Pressemitteilung der Schura-Bremen zum heimtückischen Mord an Marwa El Sherbini

"Klaren Verstand bewahren" - Gemeinsam gegen Islamophobie

Der heimtückische Mord an Marwa El Sherbini hat die muslimischen Gemeinschaften in Deutschland zutiefst beunruhigt und schockiert, zumal er während einer Gerichtsverhandlung geschah, in der Marwa El Sherbini als Zeugin aussagen sollte. Die Tat ist umso unverständlicher, als der Täter noch genügend Zeit hatte, den dreijährigen Sohn des Opfers zu verletzen und auf ihren Ehemann, der sich schützend vor seine Frau stellen wollte, einzustechen. Der lebensgefährlich verletzte Ehemann wurde obendrein noch von einem Polizeibeamten „versehentlich“ angeschossen.

Wir fragen uns, wie es möglich war, dass das Verbrechen in einem rechtlich geschützten Raum; also unter der Obhut des Staates, geschehen konnte?
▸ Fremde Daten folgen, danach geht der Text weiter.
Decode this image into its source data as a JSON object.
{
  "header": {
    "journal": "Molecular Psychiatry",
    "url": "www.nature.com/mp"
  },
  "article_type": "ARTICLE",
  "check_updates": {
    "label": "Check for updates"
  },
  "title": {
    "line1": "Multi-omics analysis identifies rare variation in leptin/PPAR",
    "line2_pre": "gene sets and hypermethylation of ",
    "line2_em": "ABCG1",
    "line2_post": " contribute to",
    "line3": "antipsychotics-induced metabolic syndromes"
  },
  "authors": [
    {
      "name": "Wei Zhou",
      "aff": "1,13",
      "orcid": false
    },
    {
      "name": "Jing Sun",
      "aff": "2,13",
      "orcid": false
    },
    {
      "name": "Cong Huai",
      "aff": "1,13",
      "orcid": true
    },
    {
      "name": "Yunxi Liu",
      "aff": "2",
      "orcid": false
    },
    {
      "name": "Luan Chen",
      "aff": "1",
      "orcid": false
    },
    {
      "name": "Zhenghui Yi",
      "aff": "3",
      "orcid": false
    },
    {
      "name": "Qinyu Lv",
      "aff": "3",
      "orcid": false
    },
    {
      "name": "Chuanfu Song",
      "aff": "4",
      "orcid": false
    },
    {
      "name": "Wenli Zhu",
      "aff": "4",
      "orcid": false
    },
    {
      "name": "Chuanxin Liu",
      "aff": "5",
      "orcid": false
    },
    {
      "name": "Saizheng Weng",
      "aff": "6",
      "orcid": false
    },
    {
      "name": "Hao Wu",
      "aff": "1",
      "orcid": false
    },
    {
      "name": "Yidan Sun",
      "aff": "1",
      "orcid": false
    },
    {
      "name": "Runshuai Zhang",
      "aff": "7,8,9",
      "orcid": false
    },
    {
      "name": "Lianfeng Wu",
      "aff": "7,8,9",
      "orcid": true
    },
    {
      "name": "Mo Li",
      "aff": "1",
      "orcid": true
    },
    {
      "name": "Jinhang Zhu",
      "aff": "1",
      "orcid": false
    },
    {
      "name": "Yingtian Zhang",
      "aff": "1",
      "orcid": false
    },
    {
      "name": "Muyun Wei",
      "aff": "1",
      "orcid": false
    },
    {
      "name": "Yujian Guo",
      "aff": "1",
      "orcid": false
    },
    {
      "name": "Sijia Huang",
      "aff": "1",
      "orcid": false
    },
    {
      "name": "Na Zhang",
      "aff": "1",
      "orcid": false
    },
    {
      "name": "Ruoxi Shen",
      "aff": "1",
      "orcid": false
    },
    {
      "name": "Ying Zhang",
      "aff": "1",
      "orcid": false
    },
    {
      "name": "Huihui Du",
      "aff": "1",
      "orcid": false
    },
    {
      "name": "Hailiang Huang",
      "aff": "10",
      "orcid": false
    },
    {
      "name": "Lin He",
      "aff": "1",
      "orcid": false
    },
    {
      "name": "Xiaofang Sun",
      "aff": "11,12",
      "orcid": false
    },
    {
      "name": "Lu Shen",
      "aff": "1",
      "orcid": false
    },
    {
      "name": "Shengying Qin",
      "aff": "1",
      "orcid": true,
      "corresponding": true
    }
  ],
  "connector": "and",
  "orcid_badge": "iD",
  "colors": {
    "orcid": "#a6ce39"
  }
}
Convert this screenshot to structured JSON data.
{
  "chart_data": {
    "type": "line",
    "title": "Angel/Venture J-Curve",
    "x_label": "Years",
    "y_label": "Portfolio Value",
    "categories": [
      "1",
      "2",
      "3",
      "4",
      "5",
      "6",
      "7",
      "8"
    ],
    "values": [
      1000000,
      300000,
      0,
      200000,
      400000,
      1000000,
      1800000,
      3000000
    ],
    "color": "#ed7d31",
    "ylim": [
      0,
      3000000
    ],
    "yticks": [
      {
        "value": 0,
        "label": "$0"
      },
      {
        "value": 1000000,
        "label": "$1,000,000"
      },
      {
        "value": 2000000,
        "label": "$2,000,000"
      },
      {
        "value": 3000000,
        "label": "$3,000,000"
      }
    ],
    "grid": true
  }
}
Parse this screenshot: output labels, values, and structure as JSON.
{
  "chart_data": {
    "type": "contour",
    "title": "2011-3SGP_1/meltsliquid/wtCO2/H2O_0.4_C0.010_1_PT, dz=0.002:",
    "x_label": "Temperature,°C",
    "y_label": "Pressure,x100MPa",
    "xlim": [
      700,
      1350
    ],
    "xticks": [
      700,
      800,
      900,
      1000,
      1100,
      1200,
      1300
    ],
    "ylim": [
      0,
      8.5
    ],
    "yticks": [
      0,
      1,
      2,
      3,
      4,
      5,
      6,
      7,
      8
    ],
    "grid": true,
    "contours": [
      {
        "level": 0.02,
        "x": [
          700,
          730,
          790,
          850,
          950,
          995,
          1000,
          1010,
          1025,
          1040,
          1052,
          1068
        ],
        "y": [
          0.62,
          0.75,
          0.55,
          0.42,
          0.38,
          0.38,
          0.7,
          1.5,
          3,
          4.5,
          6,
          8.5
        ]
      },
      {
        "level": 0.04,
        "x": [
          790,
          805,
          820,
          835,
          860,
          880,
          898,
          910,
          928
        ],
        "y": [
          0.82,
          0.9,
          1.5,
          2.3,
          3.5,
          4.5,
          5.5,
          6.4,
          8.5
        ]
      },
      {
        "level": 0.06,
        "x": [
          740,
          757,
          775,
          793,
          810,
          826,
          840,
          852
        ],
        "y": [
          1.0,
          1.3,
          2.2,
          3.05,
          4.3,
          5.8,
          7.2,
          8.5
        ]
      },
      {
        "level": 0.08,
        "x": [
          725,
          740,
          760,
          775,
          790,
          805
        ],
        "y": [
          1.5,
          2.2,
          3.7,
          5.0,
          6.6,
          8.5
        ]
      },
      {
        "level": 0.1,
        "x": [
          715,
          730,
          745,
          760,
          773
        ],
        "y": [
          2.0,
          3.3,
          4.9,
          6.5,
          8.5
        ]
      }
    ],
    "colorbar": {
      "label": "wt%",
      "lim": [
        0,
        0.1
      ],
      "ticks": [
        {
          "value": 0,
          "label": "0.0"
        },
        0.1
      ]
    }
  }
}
Wir fragen uns, wie es dem Angeklagten möglich war, ein Messer mit sich zu führen, mit dem er sein Opfer niederstechen und tödlich verletzen konnte? Wir fragen uns insbesondere warum angesichts der Umstände des Mordes, die rassistischen Motive des Täters in der Berichterstattung über die Tat, entweder gar nicht oder nur am Rande erwähnt werden?

Es ist für uns eindeutig, daß das Verbrechen einen islamfeindlichen Hintergrund hat, in dessen Mittelpunkt wieder ein Mal mehr das Kopftuch stand. Müssen muslimische Frauen, die ein Kopftuch tragen und dafür tagtäglich Spott, Demütigung und permanente Ausgrenzung erfahren, künftig auch damit rechnen, wahllos Opfer von Gewaltverbrechen zu werden?

Es macht sich unter den Muslimen immer mehr das Gefühl des hilflosen Ausgeliefertseins gegenüber rassistischer Hetze breit, zumal diese nicht mehr auschliesslich aus den „Rändern der Gesellschaft“, sondern immer mehr aus der sog. „Mitte“ zu kommen scheint.

Diese Tat ist ein eindeutiges Signal, dass die Saat der antiislamischen “Hassprediger” und die Ethnisierung bzw. die assoziative Verknüpfung von Gewaltthemen-/taten mit Symbolen des Islams in den Mainstream-Medien aufgeht!

Wenn sich die Politik weiterhin wie bisher dilettantisch mit dem Erstarken eines antiislamischen Genres als Ausdruck von Meinungsfreiheit befasst und Probleme ausschließlich aufseiten von Muslimen vermutet, werden wir die längst gerufenen Geister bald nicht mehr bändigen können. Wir sehen, in dieser politischen Haltung eine der Ursachen, die es Tätern erleichtern, Kopftuch tragenden Frauen Gewalt anzutun. Es muss alles getan werden, um dieser unheilvollen Entwicklung Einhalt zu gebieten.

Wir appellieren daher an die vielen, vielen Christen, Juden, Integrations- und Islambeauftragten, Politiker und Gewerkschaften, die seit Jahren mit den Muslimen im Dialog stehen, “jetzt” Protest gegen diese Entwicklung zu erheben, die unsere Gesellschaft spaltet und in der Konsequenz eine gelungene Integration der Muslime unmöglich macht.

Wir appellieren angesichts dieses Verbrechens, in dem eine ganze Familie zum Opfer eines einzelnen Täters geworden ist, auch und insbesondere an unsere muslimischen Brüder und Schwestern, ihren „klaren Verstand zubewahren und den Kurs der Annäherung an die Mehrheitsbevölkerung fortzusetzen, statt Gewalt mit Gewalt zu beantworten.

Besonders die Imame und die Gemeindevorsteher sind aufgerufen, neben ihrer Trauer und trotz allem Schmerz und den aufkommenden Ängsten, die ihnen anvertrauten Muslime, zur Geduld und zum Frieden zu mahnen und dabei daran zu denken, dass die Gesellschaft in der wir leben auch unsere Gesellschaft ist.